I should mention that DH was eight at the time.
DH was present at his brother's birth and found it very upsetting. He has never told his parents. I am sure it depends on the child and on the birth. DH felt out of control and very concerned for his mother.
DD1 was present at her sister's birth. I was due to be induced at 8am with all the childcare well organised. DD2 decided to arrive at 6am.
DH and DD1 were in the room.
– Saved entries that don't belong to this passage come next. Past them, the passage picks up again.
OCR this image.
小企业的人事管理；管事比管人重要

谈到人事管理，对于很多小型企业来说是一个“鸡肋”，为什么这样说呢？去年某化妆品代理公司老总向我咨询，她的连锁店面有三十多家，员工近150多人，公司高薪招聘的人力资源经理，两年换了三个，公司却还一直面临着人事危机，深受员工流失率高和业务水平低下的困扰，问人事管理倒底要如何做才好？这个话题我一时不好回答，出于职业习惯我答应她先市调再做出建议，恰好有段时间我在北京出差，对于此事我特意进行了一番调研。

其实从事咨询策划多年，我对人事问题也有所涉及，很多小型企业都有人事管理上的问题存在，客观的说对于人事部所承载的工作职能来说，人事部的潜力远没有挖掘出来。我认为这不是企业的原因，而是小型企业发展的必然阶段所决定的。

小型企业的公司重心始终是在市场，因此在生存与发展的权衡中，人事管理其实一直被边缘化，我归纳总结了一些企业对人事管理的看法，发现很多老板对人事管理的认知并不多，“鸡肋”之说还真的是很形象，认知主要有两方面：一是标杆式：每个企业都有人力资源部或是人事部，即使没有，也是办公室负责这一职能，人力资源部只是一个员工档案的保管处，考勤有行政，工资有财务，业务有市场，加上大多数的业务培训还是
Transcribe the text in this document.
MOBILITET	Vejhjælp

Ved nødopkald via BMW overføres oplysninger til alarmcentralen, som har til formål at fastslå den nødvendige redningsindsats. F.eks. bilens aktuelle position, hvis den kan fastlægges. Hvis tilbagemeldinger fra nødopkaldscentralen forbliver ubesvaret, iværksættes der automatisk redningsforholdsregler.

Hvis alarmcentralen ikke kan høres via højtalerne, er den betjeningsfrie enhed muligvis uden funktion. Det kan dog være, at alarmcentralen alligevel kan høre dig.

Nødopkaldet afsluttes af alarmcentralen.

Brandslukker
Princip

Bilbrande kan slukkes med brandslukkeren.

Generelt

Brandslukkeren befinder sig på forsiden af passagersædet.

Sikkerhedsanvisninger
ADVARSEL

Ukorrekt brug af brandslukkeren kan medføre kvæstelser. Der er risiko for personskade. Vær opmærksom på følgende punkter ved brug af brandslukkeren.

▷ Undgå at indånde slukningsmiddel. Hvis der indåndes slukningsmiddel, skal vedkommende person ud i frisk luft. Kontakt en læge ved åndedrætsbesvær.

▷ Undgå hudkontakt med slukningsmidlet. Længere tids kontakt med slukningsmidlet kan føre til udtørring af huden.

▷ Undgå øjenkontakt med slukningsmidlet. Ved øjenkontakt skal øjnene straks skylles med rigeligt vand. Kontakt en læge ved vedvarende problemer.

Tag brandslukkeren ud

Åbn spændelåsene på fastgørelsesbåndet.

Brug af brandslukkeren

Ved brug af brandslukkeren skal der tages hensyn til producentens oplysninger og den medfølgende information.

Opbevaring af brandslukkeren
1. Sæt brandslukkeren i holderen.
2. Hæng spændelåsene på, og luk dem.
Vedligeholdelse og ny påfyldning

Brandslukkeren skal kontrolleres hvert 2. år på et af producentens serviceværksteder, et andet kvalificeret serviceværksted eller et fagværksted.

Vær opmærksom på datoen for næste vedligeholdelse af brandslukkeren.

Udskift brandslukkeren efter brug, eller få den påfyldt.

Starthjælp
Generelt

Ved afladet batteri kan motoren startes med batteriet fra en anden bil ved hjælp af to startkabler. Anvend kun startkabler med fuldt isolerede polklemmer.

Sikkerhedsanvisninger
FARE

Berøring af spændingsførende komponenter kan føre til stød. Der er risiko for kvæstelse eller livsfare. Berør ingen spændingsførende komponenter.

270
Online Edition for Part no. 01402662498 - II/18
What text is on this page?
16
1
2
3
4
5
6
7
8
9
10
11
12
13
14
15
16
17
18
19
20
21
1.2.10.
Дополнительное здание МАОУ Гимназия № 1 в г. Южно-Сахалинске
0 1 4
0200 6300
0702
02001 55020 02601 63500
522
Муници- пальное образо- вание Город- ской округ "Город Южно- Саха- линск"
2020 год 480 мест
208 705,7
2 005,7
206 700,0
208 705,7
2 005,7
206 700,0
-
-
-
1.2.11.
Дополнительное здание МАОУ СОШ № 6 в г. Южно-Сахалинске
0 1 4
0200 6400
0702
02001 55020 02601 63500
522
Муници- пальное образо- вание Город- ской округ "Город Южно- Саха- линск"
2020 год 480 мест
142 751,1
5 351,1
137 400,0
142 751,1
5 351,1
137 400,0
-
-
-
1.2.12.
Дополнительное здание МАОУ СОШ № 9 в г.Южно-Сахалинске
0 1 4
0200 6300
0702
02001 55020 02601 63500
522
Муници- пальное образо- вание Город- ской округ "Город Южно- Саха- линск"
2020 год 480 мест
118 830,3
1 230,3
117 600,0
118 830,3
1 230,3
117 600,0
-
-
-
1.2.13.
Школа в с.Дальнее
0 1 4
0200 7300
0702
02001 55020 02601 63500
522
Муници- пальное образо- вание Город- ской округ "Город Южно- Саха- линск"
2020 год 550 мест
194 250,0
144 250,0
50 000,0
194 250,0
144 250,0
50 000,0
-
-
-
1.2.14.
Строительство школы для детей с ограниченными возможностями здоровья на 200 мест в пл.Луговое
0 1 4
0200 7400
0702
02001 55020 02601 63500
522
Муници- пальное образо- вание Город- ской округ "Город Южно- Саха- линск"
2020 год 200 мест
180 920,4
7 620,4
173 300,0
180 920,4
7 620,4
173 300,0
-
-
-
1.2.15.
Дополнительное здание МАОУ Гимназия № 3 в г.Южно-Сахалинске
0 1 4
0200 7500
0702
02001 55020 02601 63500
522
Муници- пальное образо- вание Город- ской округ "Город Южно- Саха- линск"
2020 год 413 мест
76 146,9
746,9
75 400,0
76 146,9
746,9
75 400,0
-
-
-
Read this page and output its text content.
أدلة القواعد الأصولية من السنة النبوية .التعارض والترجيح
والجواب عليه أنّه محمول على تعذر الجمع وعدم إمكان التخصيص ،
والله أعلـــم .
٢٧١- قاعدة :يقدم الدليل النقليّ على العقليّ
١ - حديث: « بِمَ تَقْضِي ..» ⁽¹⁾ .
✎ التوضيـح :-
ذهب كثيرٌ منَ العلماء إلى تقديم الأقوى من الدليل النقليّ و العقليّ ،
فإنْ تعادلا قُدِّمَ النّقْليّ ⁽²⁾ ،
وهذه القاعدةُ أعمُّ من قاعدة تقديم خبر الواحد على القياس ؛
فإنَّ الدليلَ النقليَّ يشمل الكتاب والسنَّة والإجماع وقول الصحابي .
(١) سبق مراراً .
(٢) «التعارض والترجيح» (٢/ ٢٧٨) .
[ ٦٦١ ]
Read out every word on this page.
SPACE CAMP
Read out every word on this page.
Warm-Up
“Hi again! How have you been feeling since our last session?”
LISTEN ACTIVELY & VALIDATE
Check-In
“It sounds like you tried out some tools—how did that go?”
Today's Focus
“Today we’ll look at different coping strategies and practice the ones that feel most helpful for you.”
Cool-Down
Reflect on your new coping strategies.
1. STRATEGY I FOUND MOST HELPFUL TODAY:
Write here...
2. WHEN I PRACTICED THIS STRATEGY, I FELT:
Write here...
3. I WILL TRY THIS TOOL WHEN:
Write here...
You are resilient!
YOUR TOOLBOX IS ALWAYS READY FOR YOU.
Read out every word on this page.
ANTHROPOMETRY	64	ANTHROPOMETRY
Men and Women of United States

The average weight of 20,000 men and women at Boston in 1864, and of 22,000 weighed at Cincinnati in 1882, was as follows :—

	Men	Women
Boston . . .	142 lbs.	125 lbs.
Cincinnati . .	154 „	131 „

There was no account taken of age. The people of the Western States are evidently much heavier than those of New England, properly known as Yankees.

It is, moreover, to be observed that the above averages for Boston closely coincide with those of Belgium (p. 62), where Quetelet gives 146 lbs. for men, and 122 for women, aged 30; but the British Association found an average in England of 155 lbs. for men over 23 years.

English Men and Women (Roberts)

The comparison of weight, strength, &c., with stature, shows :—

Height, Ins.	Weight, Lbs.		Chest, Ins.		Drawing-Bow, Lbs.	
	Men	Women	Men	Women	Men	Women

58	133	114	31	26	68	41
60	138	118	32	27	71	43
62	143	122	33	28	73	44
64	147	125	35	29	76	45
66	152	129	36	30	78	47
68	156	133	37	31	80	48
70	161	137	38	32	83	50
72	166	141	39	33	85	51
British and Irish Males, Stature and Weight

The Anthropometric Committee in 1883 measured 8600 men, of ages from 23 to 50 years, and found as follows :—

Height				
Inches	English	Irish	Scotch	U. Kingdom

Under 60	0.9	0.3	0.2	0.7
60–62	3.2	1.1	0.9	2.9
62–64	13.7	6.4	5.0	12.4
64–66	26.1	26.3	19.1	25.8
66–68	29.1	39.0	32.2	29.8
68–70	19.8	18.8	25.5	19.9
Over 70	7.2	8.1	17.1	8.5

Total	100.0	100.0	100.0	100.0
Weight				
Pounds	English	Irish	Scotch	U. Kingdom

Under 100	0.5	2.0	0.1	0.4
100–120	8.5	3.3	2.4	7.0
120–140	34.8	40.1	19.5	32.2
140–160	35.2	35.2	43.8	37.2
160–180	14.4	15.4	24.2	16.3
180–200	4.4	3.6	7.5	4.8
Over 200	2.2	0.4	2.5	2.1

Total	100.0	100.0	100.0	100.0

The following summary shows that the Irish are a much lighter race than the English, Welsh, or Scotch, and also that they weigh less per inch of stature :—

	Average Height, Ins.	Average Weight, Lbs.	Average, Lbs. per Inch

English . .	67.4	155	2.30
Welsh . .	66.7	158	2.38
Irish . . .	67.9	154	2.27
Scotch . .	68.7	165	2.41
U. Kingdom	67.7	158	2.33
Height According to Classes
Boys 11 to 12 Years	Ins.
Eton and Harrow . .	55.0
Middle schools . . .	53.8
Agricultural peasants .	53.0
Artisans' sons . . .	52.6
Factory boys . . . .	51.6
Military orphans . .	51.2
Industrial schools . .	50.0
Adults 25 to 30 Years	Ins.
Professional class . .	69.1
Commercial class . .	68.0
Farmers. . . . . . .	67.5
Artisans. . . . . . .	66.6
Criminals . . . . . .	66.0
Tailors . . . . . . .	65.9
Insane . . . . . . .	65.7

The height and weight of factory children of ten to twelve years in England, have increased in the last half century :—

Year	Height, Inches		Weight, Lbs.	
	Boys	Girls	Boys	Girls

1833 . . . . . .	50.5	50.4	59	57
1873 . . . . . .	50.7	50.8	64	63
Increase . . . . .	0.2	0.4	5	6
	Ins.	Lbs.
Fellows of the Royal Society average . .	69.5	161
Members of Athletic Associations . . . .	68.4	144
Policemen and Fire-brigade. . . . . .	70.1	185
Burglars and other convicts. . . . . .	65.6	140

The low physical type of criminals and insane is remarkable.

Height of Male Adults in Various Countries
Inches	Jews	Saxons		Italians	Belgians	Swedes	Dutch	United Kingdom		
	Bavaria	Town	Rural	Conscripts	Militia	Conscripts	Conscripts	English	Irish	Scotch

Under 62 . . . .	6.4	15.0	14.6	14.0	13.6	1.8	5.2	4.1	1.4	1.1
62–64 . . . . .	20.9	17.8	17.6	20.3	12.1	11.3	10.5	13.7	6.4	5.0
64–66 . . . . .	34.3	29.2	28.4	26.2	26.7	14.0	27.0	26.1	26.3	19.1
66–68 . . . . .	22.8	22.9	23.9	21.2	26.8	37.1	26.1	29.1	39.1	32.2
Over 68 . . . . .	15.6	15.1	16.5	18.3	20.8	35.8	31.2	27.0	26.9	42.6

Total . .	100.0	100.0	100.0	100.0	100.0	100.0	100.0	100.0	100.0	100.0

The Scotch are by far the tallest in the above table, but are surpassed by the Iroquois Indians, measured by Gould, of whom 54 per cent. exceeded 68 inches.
Midwife had vanished, DH caught DD2 and DD1 was going 'Baby''Baby''Baby.
Midwife appears DD1 jumping on the bed etc etc chaos.
DC1&2 'saw' DC3 being born, but it was a waterbirth and they were <5. They all tried to watch DC4 but it was noisier/more painful and after a few rounds of
are you nearly there yet "Is this going to take long" I had to send them out.
if you are at home, she can disappear whenever. She doesn't have to watch the business end and it would give them a great bond. I'd just want to make sure she was prepared and you had a code word if either changed their mind about her being there.
5Madthings had her eldest at her youngest's birth, I think he was a little older - ccoooooooeeeeeee
No experience but I would worry she would find it frightening and off putting for later life.
My Ds is GUTTED that he didn't witness his brother being born and I regret it a bit but he was 5 and has ASD.
I think children at births are fine but require a chaperone just for them.
So a responsible adult that can support them in addition to the adults supporting you and exclusively for them.
Just wondering if anyone has given birth with their child present? Or considered it?
Currently pg with dc4, and dd (dc1) - will be nearly 9 - has asked if she can be there. Planning a home birth (had the last 2 at home) and considering the issues...
Obviously it wouldn't be good if there were any difficulties etc, but I can't help also thinking that there's so much negative portrayal of labour that it would be really good if she could see a positive experience (but that assumes it is...).